There has been great interest in metal carbamate complexes for their catalytic properties in enzymes and for their involvement in polymer synthesis. Based on this interest, two sets of zinc carbamates have been synthesized for the purpose of studying their reactivity as it relates to carbamate chemistry. The first series of complexes was tetranuclear zinc(II) carbamates of the form (Zn₄O)L₆ with a pseudo-octahedral arrangement of ligands surrounding a zinc tetramer core (L = diethylcarbamate, piperidinecarbamate or pyrrolidinecarbamate). The second set of complexes synthesized was dinuclear zinc(II) carbamate complexes which consist of two zinc(II) ions bridged by three carbamate ligands, with an unmodified amine and a chloride ion completing the coordination tetrahedra of zinc(II) ions. These complexes were also formed with diethyl-carbamate, piperidinecarbamate and pyrrolidinecarbamate ligands. Organic carbamates are typically stable against nucleophilic attack except under harsh conditions. However, these zinc carbamate complexes were shown to exchange amino groups via transamination at room temperature and pressure. Additionally, transamination between these complexes is very quick, taking less than three minutes to reach completion.

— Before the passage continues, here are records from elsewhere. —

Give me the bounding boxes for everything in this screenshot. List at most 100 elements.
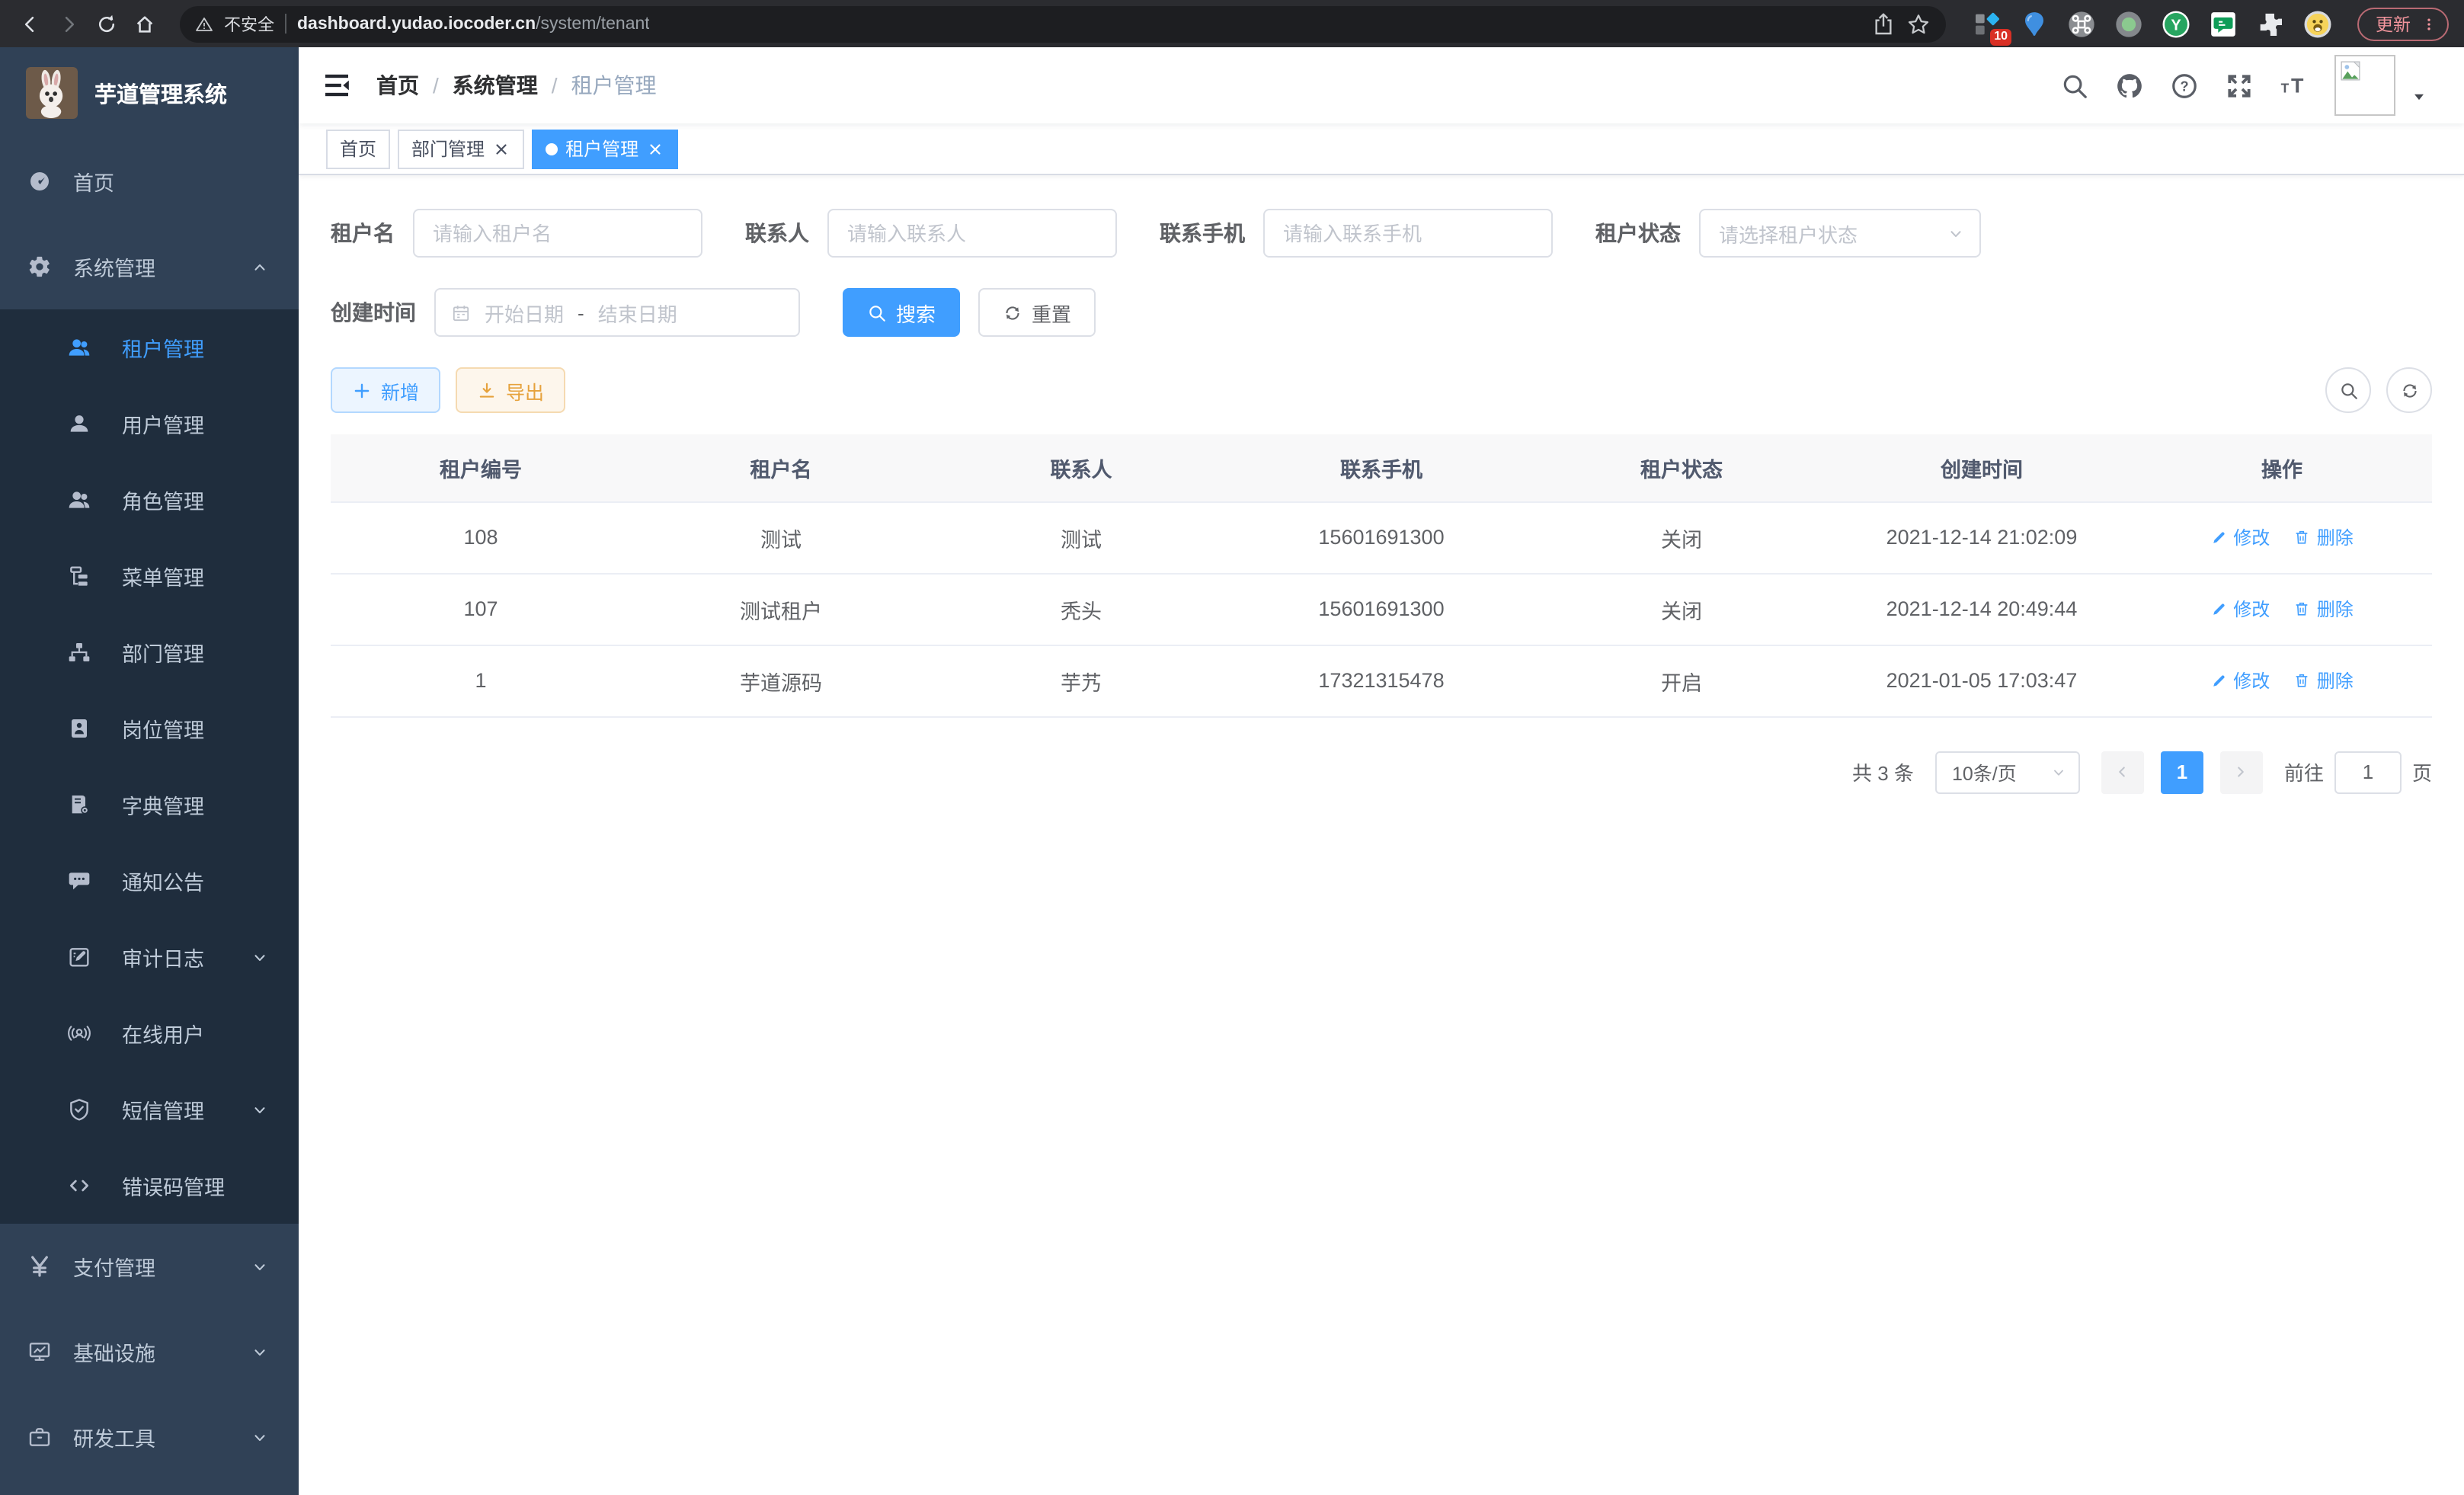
chevron-left-icon [2114, 764, 2131, 780]
sidebar-item-home[interactable]: 首页 [0, 139, 299, 224]
edit-button[interactable]: 修改 [2210, 524, 2270, 550]
browser-update-button[interactable]: 更新 [2357, 7, 2449, 40]
chevron-right-icon [2233, 764, 2250, 780]
status-select[interactable]: 请选择租户状态 [1699, 209, 1981, 258]
sidebar-item-devtools[interactable]: 研发工具 [0, 1394, 299, 1480]
sidebar-collapse-icon[interactable] [322, 70, 352, 101]
export-button[interactable]: 导出 [456, 367, 565, 413]
breadcrumb-system[interactable]: 系统管理 [453, 70, 538, 101]
search-button[interactable]: 搜索 [843, 288, 960, 337]
current-page-button[interactable]: 1 [2161, 751, 2203, 793]
extension-area: 10 Y 更新 [1972, 7, 2449, 40]
sidebar-logo[interactable]: 芋道管理系统 [0, 47, 299, 139]
url-text: dashboard.yudao.iocoder.cn/system/tenant [297, 14, 650, 33]
mobile-input[interactable] [1263, 209, 1553, 258]
pagination: 共 3 条 10条/页 1 前往 页 [331, 751, 2432, 793]
extension-chat-icon[interactable] [2208, 8, 2238, 39]
table-row: 107 测试租户 秃头 15601691300 关闭 2021-12-14 20… [331, 573, 2432, 645]
top-navbar: 首页 / 系统管理 / 租户管理 [299, 47, 2464, 123]
extension-recorder-icon[interactable] [2114, 8, 2144, 39]
prev-page-button[interactable] [2101, 751, 2144, 793]
filter-create-time: 创建时间 开始日期 - 结束日期 [331, 288, 800, 337]
avatar[interactable] [2334, 55, 2395, 116]
org-chart-icon [67, 640, 91, 664]
close-icon[interactable] [646, 139, 664, 158]
extension-balloon-icon[interactable] [2019, 8, 2050, 39]
sidebar-item-errorcode[interactable]: 错误码管理 [0, 1148, 299, 1224]
sidebar-item-post[interactable]: 岗位管理 [0, 690, 299, 767]
sidebar-item-pay[interactable]: 支付管理 [0, 1224, 299, 1309]
filter-row-1: 租户名 联系人 联系手机 租户状态 请选择租户状态 [331, 209, 2432, 258]
github-icon[interactable] [2115, 71, 2144, 100]
browser-reload-button[interactable] [91, 8, 122, 39]
filter-mobile: 联系手机 [1160, 209, 1553, 258]
sidebar-item-dept[interactable]: 部门管理 [0, 614, 299, 690]
extension-tabs-icon[interactable]: 10 [1972, 8, 2002, 39]
goto-page-input[interactable] [2334, 751, 2402, 793]
tab-tenant[interactable]: 租户管理 [532, 129, 678, 168]
trash-icon [2294, 672, 2311, 689]
sidebar-item-sms[interactable]: 短信管理 [0, 1071, 299, 1148]
active-tab-dot [546, 142, 558, 155]
sidebar-item-menu[interactable]: 菜单管理 [0, 538, 299, 614]
browser-back-button[interactable] [15, 8, 46, 39]
calendar-icon [451, 303, 471, 322]
pagination-total: 共 3 条 [1852, 757, 1914, 786]
delete-button[interactable]: 删除 [2294, 524, 2354, 550]
delete-button[interactable]: 删除 [2294, 667, 2354, 693]
search-icon [867, 303, 887, 322]
date-range-picker[interactable]: 开始日期 - 结束日期 [434, 288, 800, 337]
sidebar-item-online[interactable]: 在线用户 [0, 995, 299, 1071]
gear-icon [27, 255, 52, 279]
tab-home[interactable]: 首页 [326, 129, 390, 168]
edit-button[interactable]: 修改 [2210, 596, 2270, 622]
sidebar-item-user[interactable]: 用户管理 [0, 386, 299, 462]
filter-contact: 联系人 [745, 209, 1117, 258]
sidebar-item-dict[interactable]: 字典管理 [0, 767, 299, 843]
fullscreen-icon[interactable] [2225, 71, 2254, 100]
col-actions: 操作 [2132, 434, 2432, 501]
edit-button[interactable]: 修改 [2210, 667, 2270, 693]
extension-y-icon[interactable]: Y [2161, 8, 2191, 39]
refresh-table-button[interactable] [2386, 367, 2432, 413]
reset-button[interactable]: 重置 [978, 288, 1096, 337]
delete-button[interactable]: 删除 [2294, 596, 2354, 622]
font-size-icon[interactable] [2280, 71, 2309, 100]
page-size-select[interactable]: 10条/页 [1935, 751, 2080, 793]
extensions-puzzle-icon[interactable] [2255, 8, 2286, 39]
dictionary-icon [67, 792, 91, 817]
toggle-search-button[interactable] [2325, 367, 2371, 413]
sidebar: 芋道管理系统 首页 系统管理 租户管理 用户管理 [0, 47, 299, 1495]
search-icon [2338, 380, 2358, 400]
browser-forward-button[interactable] [53, 8, 84, 39]
add-button[interactable]: 新增 [331, 367, 440, 413]
sidebar-item-infra[interactable]: 基础设施 [0, 1309, 299, 1394]
sidebar-item-audit[interactable]: 审计日志 [0, 919, 299, 995]
caret-down-icon[interactable] [2411, 88, 2427, 104]
contact-input[interactable] [827, 209, 1117, 258]
sidebar-item-tenant[interactable]: 租户管理 [0, 309, 299, 386]
close-icon[interactable] [492, 139, 510, 158]
sidebar-item-role[interactable]: 角色管理 [0, 462, 299, 538]
chevron-up-icon [251, 258, 268, 275]
sidebar-item-system[interactable]: 系统管理 [0, 224, 299, 309]
browser-home-button[interactable] [130, 8, 160, 39]
help-icon[interactable] [2170, 71, 2199, 100]
table-header-row: 租户编号 租户名 联系人 联系手机 租户状态 创建时间 操作 [331, 434, 2432, 501]
sidebar-item-notice[interactable]: 通知公告 [0, 843, 299, 919]
sms-shield-icon [67, 1097, 91, 1122]
next-page-button[interactable] [2220, 751, 2263, 793]
col-status: 租户状态 [1531, 434, 1832, 501]
breadcrumb-home[interactable]: 首页 [376, 70, 419, 101]
extension-command-icon[interactable] [2066, 8, 2097, 39]
bookmark-star-icon[interactable] [1906, 11, 1931, 36]
search-icon[interactable] [2060, 71, 2089, 100]
tenant-name-input[interactable] [413, 209, 702, 258]
chevron-down-icon [251, 1343, 268, 1360]
profile-avatar-icon[interactable] [2302, 8, 2333, 39]
tab-dept[interactable]: 部门管理 [398, 129, 524, 168]
filter-status: 租户状态 请选择租户状态 [1595, 209, 1981, 258]
announcement-icon [67, 869, 91, 893]
address-bar[interactable]: 不安全 dashboard.yudao.iocoder.cn/system/te… [180, 5, 1946, 42]
share-icon[interactable] [1871, 11, 1896, 36]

In a related reaction, these complexes were shown to exchange carbon dioxide (transcarboxylation). This latter reaction is as facile as the transamination reaction.; The novel reactivity of these complexes makes them useful models for the study of bonding and reactivity in carbamate-dependent biological systems and CO₂-dependent polymer synthesis. For example, the biological function of biotin is the transfer of CO₂ between substrates via a carbamate intermediate, N1-carboxybiotin which is analogous to the transamination of inorganic zinc carbamates. In at least three other enzymes, metal carbamates play a key role in the enzyme active sites. CO ₂-dependent polymer synthesis involves formation of carbamate and carbonate intermediates by insertion of CO₂ into M-X bonds (X = N, O). It is hoped that discoveries made by this study of simple zinc carbamate complexes will aid in developing better catalysts and safer, less toxic polymer synthesis. The results from the synthesis, mechanism and kinetics on zinc carbamates is related to carbomate-based enzymes and CO₂-dependent polymer synthesis.